A tradução passa a ser caraterizada como uma contribuinte na literatura a 
partir da influência de autores que discutem a respeito desse processo como uma 
atividade complexa, compreendendo que a qualidade das traduções obtidas em uma 
determinada época contribuía de forma nítida para o desenvolvimento do sistema 
literário, trazendo um período de inserção de novos modelos, aumento de 
vocabulário, atuando em aspectos que complementam a prosa, a poesia, a tragédia, 
dentre outros. 
A poesia, em especial, trata-se de uma tarefa delicada, visto que o texto 
poético trabalha com aspectos semânticos, sintáticos, fonéticos, rítmicos e questões 
associadas à licença poética, devendo articulá-los com a finalidade de chegar a um 
conjunto harmônico de feitos poéticos. Dessa forma, o tradutor terá como principal 
tarefa um processo de recriação, buscando, através de diversas estratégias 
tradutórias, balancear os efeitos de sentido e a forma do original. 

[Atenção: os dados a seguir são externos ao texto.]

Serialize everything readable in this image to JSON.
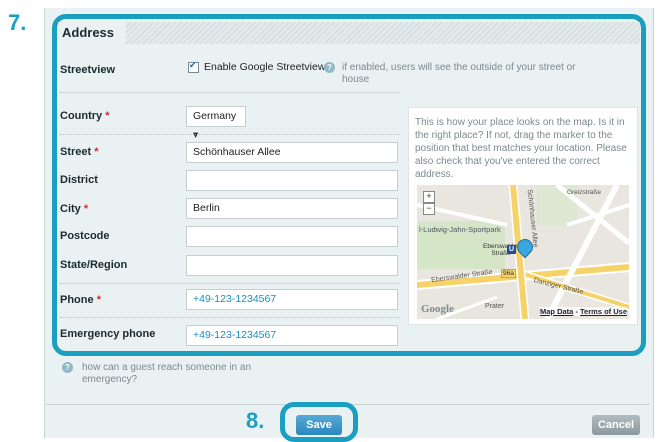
{
  "steps": {
    "seven": "7.",
    "eight": "8."
  },
  "section": {
    "title": "Address"
  },
  "streetview": {
    "label": "Streetview",
    "checkbox_label": "Enable Google Streetview",
    "checked": true,
    "hint": "if enabled, users will see the outside of your street or house"
  },
  "fields": {
    "country": {
      "label": "Country",
      "value": "Germany ▾"
    },
    "street": {
      "label": "Street",
      "value": "Schönhauser Allee"
    },
    "district": {
      "label": "District",
      "value": ""
    },
    "city": {
      "label": "City",
      "value": "Berlin"
    },
    "postcode": {
      "label": "Postcode",
      "value": ""
    },
    "state": {
      "label": "State/Region",
      "value": ""
    },
    "phone": {
      "label": "Phone",
      "value": "+49-123-1234567"
    },
    "emergency": {
      "label": "Emergency phone",
      "value": "+49-123-1234567",
      "hint": "how can a guest reach someone in an emergency?"
    }
  },
  "required_mark": "*",
  "map": {
    "description": "This is how your place looks on the map. Is it in the right place? If not, drag the marker to the position that best matches your location. Please also check that you've entered the correct address.",
    "zoom_in": "+",
    "zoom_out": "−",
    "streets": {
      "sportpark": "l-Ludwig-Jahn-Sportpark",
      "eberswalder_top": "Eberswalder",
      "strasse_top": "Straße",
      "eberswalder_strasse": "Eberswalder Straße",
      "danziger": "Danziger Straße",
      "schoenhauser": "Schönhauser Allee",
      "greifswalder": "Greizstraße",
      "prater": "Prater",
      "badge": "96a",
      "ubahn": "U"
    },
    "google_logo": "Google",
    "map_data_link": "Map Data",
    "dash": " - ",
    "terms_link": "Terms of Use"
  },
  "buttons": {
    "save": "Save",
    "cancel": "Cancel"
  },
  "colors": {
    "accent": "#1a9fc1",
    "required": "#d6272b",
    "map_marker": "#3aa6dd"
  }
}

Nessa perspectiva, este trabalho objetiva compreender as estratégias 
utilizadas por Augusto de Campos e Nicolas Pelicioni durante o processo de 
tradução do poema I felt a Funeral, in my Brain, de Emily Dickinson, cujos aspectos 
biográficos e produção literária também se configuram como objeto de estudo, a fim 
de comparar e analisar as diferenças encontradas nos campos estruturais e 
semânticos do poema na língua portuguesa. 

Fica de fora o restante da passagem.